I Confess,1953, drama film directed by Alfred Hitchcock
Que as escolhas ou decisões (não importa a
angulação) são precárias, provisórias, e se nos recusamos a fazê-las só nos
resta o eterno e as condecorações de praxe.
Que todos esses escritores que infestam as redes
sociais são competentes e manejam muito bem os fundamentos do ofício, mas tais
dotes não realçam espíritos superiores, apenas compensam intelectos medíocres.
Que os escritores conectados graças às redes
sociais, ou seja, esse coletivo de ativistas propenso a não interpor a menor
objeção a um aquecido meio literário forma um campo benfazejo onde prosperou e
prospera a ideia – inclusive para que ninguém sofra um surto psicótico – de que
não existem mais nem bons nem maus escritores.
Que podemos usar a opção “curtir” caso sejamos
informados, por exemplo, sobre a morte de algum dos nossos desafetos.

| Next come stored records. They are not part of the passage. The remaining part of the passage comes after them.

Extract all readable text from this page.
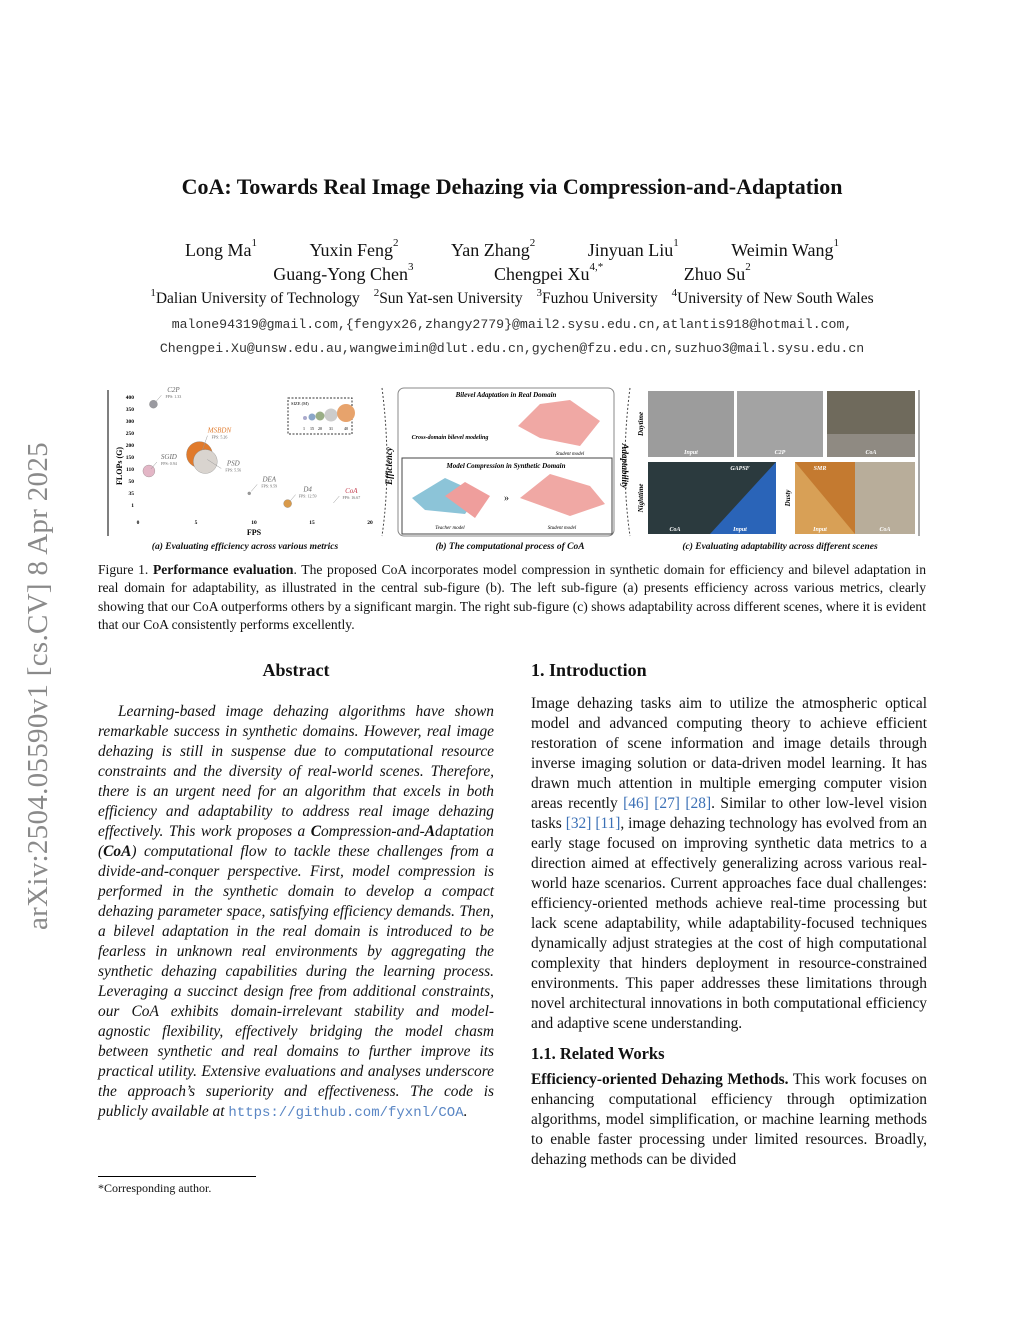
arXiv:2504.05590v1 [cs.CV] 8 Apr 2025
CoA: Towards Real Image Dehazing via Compression-and-Adaptation
Long Ma$^1$	Yuxin Feng$^2$	Yan Zhang$^2$	Jinyuan Liu$^1$	Weimin Wang$^1$
Guang-Yong Chen$^3$	Chengpei $Xu^{4,*}$	Zhuo Su$^2$
$^1$Dalian University of Technology $^2$Sun Yat-sen University $^3$Fuzhou University $^4$University of New South Wales
malone94319@gmail.com,{fengyx26,zhangy2779}@mail2.sysu.edu.cn,atlantis918@hotmail.com,
Chengpei.Xu@unsw.edu.au,wangweimin@dlut.edu.cn,gychen@fzu.edu.cn,suzhuo3@mail.sysu.edu.cn
FLOPs (G)
FPS
400
350
300
250
200
150
110
50
35
1
0	5	10	15	20
C2P
FPS: 1.33
SGID
FPS: 0.94
MSBDN
FPS: 5.26
PSD
FPS: 5.56
DEA
FPS: 9.59	D4
FPS: 12.59
CoA
FPS: 16.67
SIZE (M)
1 15 20 31	40
Efficiency
Bilevel Adaptation in Real Domain
Cross-domain bilevel modeling
Student model
Model Compression in Synthetic Domain
»
Teacher model	Student model
Adaptability
Daytime
Nighttime	Dusty
Input	C2P	CoA
CoA	Input
GAPSF
Input	CoA
SMR
(a) Evaluating efficiency across various metrics	(b) The computational process of CoA	(c) Evaluating adaptability across different scenes
Figure 1. Performance evaluation. The proposed CoA incorporates model compression in synthetic domain for efficiency and bilevel adaptation in real domain for adaptability, as illustrated in the central sub-figure (b). The left sub-figure (a) presents efficiency across various metrics, clearly showing that our CoA outperforms others by a significant margin. The right sub-figure (c) shows adaptability across different scenes, where it is evident that our CoA consistently performs excellently.
Abstract

Learning-based image dehazing algorithms have shown remarkable success in synthetic domains. However, real image dehazing is still in suspense due to computational resource constraints and the diversity of real-world scenes. Therefore, there is an urgent need for an algorithm that excels in both efficiency and adaptability to address real image dehazing effectively. This work proposes a Compression-and-Adaptation (CoA) computational flow to tackle these challenges from a divide-and-conquer perspective. First, model compression is performed in the synthetic domain to develop a compact dehazing parameter space, satisfying efficiency demands. Then, a bilevel adaptation in the real domain is introduced to be fearless in unknown real environments by aggregating the synthetic dehazing capabilities during the learning process. Leveraging a succinct design free from additional constraints, our CoA exhibits domain-irrelevant stability and model-agnostic flexibility, effectively bridging the model chasm between synthetic and real domains to further improve its practical utility. Extensive evaluations and analyses underscore the approach’s superiority and effectiveness. The code is publicly available at https://github.com/fyxnl/COA.

*Corresponding author.
1. Introduction

Image dehazing tasks aim to utilize the atmospheric optical model and advanced computing theory to achieve efficient restoration of scene information and image details through inverse imaging solution or data-driven model learning. It has drawn much attention in multiple emerging computer vision areas recently [46] [27] [28]. Similar to other low-level vision tasks [32] [11], image dehazing technology has evolved from an early stage focused on improving synthetic data metrics to a direction aimed at effectively generalizing across various real-world haze scenarios. Current approaches face dual challenges: efficiency-oriented methods achieve real-time processing but lack scene adaptability, while adaptability-focused techniques dynamically adjust strategies at the cost of high computational complexity that hinders deployment in resource-constrained environments. This paper addresses these limitations through novel architectural innovations in both computational efficiency and adaptive scene understanding.

1.1. Related Works

Efficiency-oriented Dehazing Methods. This work focuses on enhancing computational efficiency through optimization algorithms, model simplification, or machine learning methods to enable faster processing under limited resources. Broadly, dehazing methods can be divided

Que um homem sozinho não deve ser temido nem
estimado.
Que, entre outras coisas, o objetivo no facebook é encher o saco de 5 amigo(a)s. E que cada um terá um
prazo de 24h para executar 30 flexões ou despejar um poema em sua própria linha
do tempo, caso contrário deverá “presentear”
quem o desafiou com um livro do Manoel de Barros. E que cada indicado deve
amolar mais 5 amigos para cumprir o desafio.

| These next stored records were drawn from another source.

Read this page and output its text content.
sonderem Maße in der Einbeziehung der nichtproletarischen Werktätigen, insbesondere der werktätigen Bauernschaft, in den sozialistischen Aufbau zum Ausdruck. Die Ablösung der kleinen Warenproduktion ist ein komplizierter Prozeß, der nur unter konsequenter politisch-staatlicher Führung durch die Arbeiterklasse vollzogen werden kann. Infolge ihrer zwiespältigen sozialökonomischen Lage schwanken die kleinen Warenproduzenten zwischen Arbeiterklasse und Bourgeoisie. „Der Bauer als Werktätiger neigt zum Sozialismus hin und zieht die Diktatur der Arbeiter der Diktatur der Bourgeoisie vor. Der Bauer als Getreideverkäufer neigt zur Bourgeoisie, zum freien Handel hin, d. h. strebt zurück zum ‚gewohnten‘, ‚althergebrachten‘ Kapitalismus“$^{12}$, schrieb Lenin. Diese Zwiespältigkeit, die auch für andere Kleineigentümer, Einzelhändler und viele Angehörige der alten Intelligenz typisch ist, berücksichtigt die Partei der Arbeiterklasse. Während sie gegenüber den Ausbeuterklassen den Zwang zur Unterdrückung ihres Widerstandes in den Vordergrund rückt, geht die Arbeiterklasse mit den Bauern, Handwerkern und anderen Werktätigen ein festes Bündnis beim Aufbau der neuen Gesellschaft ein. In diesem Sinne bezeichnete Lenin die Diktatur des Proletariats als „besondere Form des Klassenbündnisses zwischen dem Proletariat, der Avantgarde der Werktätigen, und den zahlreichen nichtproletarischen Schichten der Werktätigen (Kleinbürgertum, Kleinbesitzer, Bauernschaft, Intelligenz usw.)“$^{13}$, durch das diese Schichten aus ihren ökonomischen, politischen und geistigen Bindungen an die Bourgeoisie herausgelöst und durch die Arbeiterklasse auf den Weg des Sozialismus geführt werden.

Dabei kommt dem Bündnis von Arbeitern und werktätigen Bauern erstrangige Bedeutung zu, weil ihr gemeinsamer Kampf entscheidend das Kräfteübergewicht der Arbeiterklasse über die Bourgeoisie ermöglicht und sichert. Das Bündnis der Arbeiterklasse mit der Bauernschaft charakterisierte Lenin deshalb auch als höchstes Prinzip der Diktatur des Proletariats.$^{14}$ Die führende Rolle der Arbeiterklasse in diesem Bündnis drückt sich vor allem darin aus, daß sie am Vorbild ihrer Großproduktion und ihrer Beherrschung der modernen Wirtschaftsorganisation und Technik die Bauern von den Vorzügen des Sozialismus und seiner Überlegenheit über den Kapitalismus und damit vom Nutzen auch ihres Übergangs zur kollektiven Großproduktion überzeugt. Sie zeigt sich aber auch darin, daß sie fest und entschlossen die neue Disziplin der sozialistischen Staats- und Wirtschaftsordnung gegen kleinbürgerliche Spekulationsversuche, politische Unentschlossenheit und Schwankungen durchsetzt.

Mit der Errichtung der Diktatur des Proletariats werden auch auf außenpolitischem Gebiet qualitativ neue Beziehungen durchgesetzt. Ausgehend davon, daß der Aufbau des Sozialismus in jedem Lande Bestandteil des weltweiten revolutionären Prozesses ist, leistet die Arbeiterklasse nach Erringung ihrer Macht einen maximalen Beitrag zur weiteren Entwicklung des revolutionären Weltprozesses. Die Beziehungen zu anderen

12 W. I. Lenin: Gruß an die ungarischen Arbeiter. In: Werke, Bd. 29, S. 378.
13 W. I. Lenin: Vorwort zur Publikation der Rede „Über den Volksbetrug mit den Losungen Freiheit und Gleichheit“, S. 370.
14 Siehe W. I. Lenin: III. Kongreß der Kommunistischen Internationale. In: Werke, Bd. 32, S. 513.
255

Que, através de um raciocínio sedutor e de emendas
feiticeiras, o escritor-seguidor das redes sociais tenta por esse meio
persuadir-nos de sua significância, contudo, sem confundir ao menos o crítico
atento, ilude-se a si mesmo.
Que muitos querem ir além, dizer mais e fazer mais;
e que é fácil dar as costas ao além (a tradição, o mundo dos mortos), de onde
viemos todos.
Que mais se escapa do que se desperta do pesadelo
da história.
Que é ruim ter muitos amigos brancos, pois
começamos a acreditar – em função das sinceras manifestações de afeto e de
simpatia aos nossos dramas – que
talvez o racismo esteja se dissipando.
Que nós, facefriends,
que aqui estamos, por vós esperamos.
Que é preciso solucionar o problema do branco no
Brasil, afinal de contas, cerca de 30% ou mais dos brasileiros pertencem a essa
etnia.
Que o branco é reticente com relação a assumir sua
cor e sua condição de eterno incluído.
Que
resolvemos acabar com todas as ideias para acabar com uma apenas.

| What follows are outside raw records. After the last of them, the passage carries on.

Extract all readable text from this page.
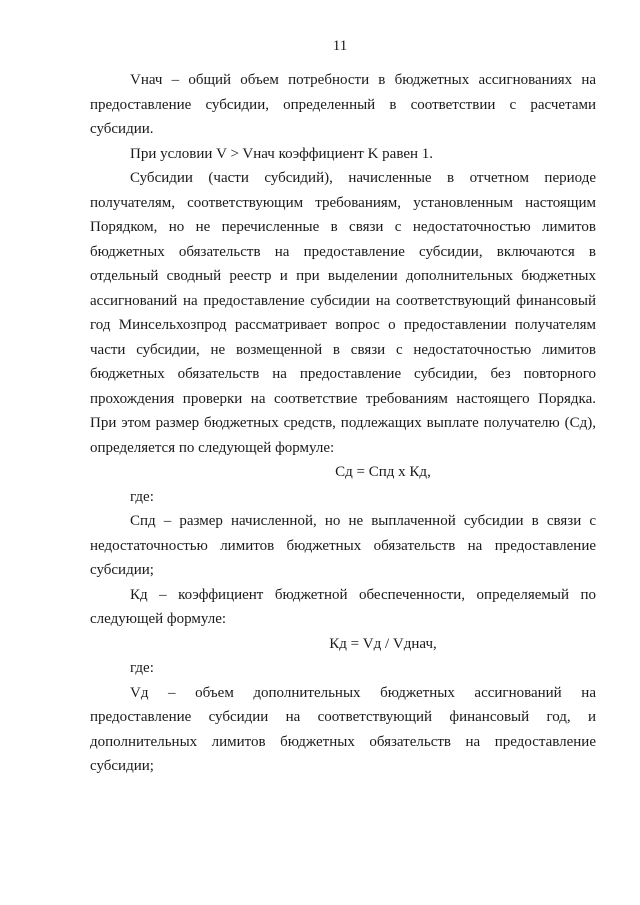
11

Vнач – общий объем потребности в бюджетных ассигнованиях на предоставление субсидии, определенный в соответствии с расчетами субсидии.

При условии V > Vнач коэффициент K равен 1.

Субсидии (части субсидий), начисленные в отчетном периоде получателям, соответствующим требованиям, установленным настоящим Порядком, но не перечисленные в связи с недостаточностью лимитов бюджетных обязательств на предоставление субсидии, включаются в отдельный сводный реестр и при выделении дополнительных бюджетных ассигнований на предоставление субсидии на соответствующий финансовый год Минсельхозпрод рассматривает вопрос о предоставлении получателям части субсидии, не возмещенной в связи с недостаточностью лимитов бюджетных обязательств на предоставление субсидии, без повторного прохождения проверки на соответствие требованиям настоящего Порядка. При этом размер бюджетных средств, подлежащих выплате получателю (Сд), определяется по следующей формуле:

Сд = Спд x Кд,

где:

Спд – размер начисленной, но не выплаченной субсидии в связи с недостаточностью лимитов бюджетных обязательств на предоставление субсидии;

Кд – коэффициент бюджетной обеспеченности, определяемый по следующей формуле:

Кд = Vд / Vднач,

где:

Vд – объем дополнительных бюджетных ассигнований на предоставление субсидии на соответствующий финансовый год, и дополнительных лимитов бюджетных обязательств на предоставление субсидии;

Que o maior lugar-comum dos últimos tempos é
conseguir uma audiência com e/ou posar para uma foto ao lado do poeta Ferreira
Gullar.
Que depois que alguém teve a cara de pau de dizer
(em público!) uns desaforos a respeito do medalhão, os seguidores deste último
de pronto caem em si e confessam: “Ah, pois é, ele também me enoja em uma ou
duas coisinhas…”.
Que não curtir é a maior curtição.
Que cada facefriend
é uma ilha de tolerância cercada por um mar revolto de reacionários.
Que um novo Rimbaud no Acre ou em qualquer lugar
que seja é tão improvável quanto um gaúcho modesto.
Que publicar no “mural” do amigo dileto é o
primeiro passo para uma rentável relação corruptora.
Que, depois de um beijo e de um abraço apertado, às
vezes também nos batem a carteira.
Que compartilhar o bônus é moleza.
Que suportamos além do tolerável a cólica narcísica
do outro.
Que escritores de segunda categoria (e eles
geralmente amam versos ditos a plenos pulmões) quando se referem à genitália o
fazem como se disparassem uma cusparada.
Que o vicioso da internet é muitas vezes o estrume
da virtude dessa rede de reconhecimentos recíprocos (que não pode ser
quebrada!).
Que a arte de fazer inimigos não é mais deste
mundo.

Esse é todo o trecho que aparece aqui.